1. Update runtime + `openapi.yaml` + `AGENTS.md` in the same change for agent-facing fields.
2. Add/refresh fixtures in `tests/contracts/fixtures/` for every new public response variant.
3. Keep `docs/public/examples/order-flow.md` aligned with Stripe card launch behavior and explicitly labeled future/experimental crypto compatibility branches.
4. Treat failures in `internal/http/router_test.go`, `check-agent-doc-drift`, `check:openapi-endpoint-drift`, or `check:openapi-contract-diff` as release blockers for agent-facing changes.
5. When adding/moving/removing docs pages in `docs/public/**`, regenerate `docs/public/ia.json` and include it in the same change.
6. Downstream generation may consume `docs/public/ia.json` as an allowed source alongside `AGENTS.md` and `openapi.yaml`.

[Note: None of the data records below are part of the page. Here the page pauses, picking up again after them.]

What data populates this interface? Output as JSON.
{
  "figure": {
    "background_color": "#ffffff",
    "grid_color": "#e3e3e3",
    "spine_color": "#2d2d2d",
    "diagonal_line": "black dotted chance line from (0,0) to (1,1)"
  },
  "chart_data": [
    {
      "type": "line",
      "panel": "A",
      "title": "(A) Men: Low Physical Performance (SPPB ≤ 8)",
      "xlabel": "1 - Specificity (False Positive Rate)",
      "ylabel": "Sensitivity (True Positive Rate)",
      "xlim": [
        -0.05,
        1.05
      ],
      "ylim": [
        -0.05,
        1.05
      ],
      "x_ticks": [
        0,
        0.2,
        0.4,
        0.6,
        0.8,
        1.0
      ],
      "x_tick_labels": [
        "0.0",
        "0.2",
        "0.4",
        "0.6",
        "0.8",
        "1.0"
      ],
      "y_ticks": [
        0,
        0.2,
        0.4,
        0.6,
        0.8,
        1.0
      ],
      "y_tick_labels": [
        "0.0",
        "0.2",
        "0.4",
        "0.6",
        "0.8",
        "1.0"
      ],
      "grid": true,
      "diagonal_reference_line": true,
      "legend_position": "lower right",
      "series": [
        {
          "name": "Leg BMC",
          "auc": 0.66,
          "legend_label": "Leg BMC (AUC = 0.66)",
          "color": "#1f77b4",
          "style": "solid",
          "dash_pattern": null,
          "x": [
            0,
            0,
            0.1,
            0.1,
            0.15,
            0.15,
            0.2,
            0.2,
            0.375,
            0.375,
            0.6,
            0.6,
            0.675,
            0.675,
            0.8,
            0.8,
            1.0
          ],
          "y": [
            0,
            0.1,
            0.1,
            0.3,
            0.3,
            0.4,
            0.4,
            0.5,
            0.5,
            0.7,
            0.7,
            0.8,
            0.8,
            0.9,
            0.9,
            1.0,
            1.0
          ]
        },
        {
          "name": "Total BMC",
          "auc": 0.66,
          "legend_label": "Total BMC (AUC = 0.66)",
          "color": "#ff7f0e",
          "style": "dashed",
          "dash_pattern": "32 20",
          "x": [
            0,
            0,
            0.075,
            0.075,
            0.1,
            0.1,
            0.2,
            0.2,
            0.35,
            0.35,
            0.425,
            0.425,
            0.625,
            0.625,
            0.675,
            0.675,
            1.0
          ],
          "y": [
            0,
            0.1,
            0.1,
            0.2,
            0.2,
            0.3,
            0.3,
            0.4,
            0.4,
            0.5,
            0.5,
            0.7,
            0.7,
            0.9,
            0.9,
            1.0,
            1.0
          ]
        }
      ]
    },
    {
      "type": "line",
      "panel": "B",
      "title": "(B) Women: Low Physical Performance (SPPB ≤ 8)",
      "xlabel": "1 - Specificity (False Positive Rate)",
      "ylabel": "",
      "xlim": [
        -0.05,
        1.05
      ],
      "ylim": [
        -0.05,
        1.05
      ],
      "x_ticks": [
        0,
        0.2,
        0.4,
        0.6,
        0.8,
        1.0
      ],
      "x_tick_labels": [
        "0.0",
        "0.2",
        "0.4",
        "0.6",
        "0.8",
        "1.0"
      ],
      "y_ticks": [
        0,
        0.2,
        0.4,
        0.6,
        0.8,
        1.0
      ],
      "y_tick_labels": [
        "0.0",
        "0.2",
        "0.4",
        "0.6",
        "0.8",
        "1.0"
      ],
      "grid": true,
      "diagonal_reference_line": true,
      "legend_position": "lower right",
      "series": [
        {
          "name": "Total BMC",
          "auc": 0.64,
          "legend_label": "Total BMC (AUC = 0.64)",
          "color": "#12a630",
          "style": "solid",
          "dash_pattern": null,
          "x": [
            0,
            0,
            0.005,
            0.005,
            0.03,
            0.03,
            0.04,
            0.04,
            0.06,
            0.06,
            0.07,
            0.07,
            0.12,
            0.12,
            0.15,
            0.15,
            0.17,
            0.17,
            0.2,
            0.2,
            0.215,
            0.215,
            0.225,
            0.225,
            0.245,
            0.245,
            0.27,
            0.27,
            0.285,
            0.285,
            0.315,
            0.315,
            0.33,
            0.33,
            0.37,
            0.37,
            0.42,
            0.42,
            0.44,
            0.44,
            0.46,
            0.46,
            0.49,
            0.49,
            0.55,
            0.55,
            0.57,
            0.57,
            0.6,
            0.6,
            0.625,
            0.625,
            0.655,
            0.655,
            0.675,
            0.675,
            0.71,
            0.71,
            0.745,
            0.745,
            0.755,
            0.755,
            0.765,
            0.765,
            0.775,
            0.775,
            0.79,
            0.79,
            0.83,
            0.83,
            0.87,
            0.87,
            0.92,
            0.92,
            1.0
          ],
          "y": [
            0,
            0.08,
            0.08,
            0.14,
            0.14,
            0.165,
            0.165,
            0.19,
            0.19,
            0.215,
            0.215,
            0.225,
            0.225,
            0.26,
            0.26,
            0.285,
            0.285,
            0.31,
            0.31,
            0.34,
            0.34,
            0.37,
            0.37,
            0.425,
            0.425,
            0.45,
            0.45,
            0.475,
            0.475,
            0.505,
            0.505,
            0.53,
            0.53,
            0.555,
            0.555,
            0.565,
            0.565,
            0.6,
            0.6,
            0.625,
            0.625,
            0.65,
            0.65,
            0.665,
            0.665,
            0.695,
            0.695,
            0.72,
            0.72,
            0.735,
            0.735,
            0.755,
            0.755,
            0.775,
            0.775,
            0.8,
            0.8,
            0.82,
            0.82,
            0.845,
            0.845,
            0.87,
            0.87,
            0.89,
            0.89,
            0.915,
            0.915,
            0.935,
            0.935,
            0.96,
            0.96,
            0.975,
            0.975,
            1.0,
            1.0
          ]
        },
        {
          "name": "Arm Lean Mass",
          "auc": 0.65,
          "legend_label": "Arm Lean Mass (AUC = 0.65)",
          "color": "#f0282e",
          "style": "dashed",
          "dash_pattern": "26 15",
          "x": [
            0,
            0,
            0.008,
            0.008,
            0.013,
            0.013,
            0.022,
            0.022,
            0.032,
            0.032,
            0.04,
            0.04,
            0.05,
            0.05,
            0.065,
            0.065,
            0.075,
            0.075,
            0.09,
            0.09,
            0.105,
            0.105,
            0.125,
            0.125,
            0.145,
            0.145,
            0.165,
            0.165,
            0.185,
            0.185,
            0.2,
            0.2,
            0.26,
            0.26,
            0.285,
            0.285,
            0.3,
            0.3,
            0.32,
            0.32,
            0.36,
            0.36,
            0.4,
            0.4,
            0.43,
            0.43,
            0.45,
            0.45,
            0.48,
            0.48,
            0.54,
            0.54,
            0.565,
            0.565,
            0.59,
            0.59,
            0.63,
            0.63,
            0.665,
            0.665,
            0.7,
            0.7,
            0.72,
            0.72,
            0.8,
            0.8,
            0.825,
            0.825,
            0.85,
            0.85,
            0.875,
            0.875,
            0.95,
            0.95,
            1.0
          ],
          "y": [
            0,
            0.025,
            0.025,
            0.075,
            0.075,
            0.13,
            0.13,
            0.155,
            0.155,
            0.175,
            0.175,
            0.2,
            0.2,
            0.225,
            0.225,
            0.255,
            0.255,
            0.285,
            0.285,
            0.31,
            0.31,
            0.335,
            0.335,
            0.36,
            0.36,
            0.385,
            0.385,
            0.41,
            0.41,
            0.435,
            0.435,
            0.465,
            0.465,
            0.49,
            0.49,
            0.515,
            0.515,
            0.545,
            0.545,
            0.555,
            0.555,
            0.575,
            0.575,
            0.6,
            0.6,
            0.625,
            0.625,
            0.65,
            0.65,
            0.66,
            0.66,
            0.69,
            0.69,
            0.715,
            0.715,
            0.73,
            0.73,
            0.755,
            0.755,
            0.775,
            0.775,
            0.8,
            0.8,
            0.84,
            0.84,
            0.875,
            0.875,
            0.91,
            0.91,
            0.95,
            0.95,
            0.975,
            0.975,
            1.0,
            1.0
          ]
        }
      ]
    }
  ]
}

7. When release-governed files change, update `HISTORY.md`, `docs/public/compatibility-matrix.md`, and `docs/public/contract-parity.md` together, and add `Semver impact: none|patch|minor|major (...reason...)` to the new `HISTORY.md` entry.
8. When the official MCP install path changes, update `docs/public/mcp.md`, MCP quickstarts, and any public website docs that name the official repo.
9. Do not duplicate the required merchant configuration field list in other docs; reference `docs/public/merchant-context-parity-checklist.md`.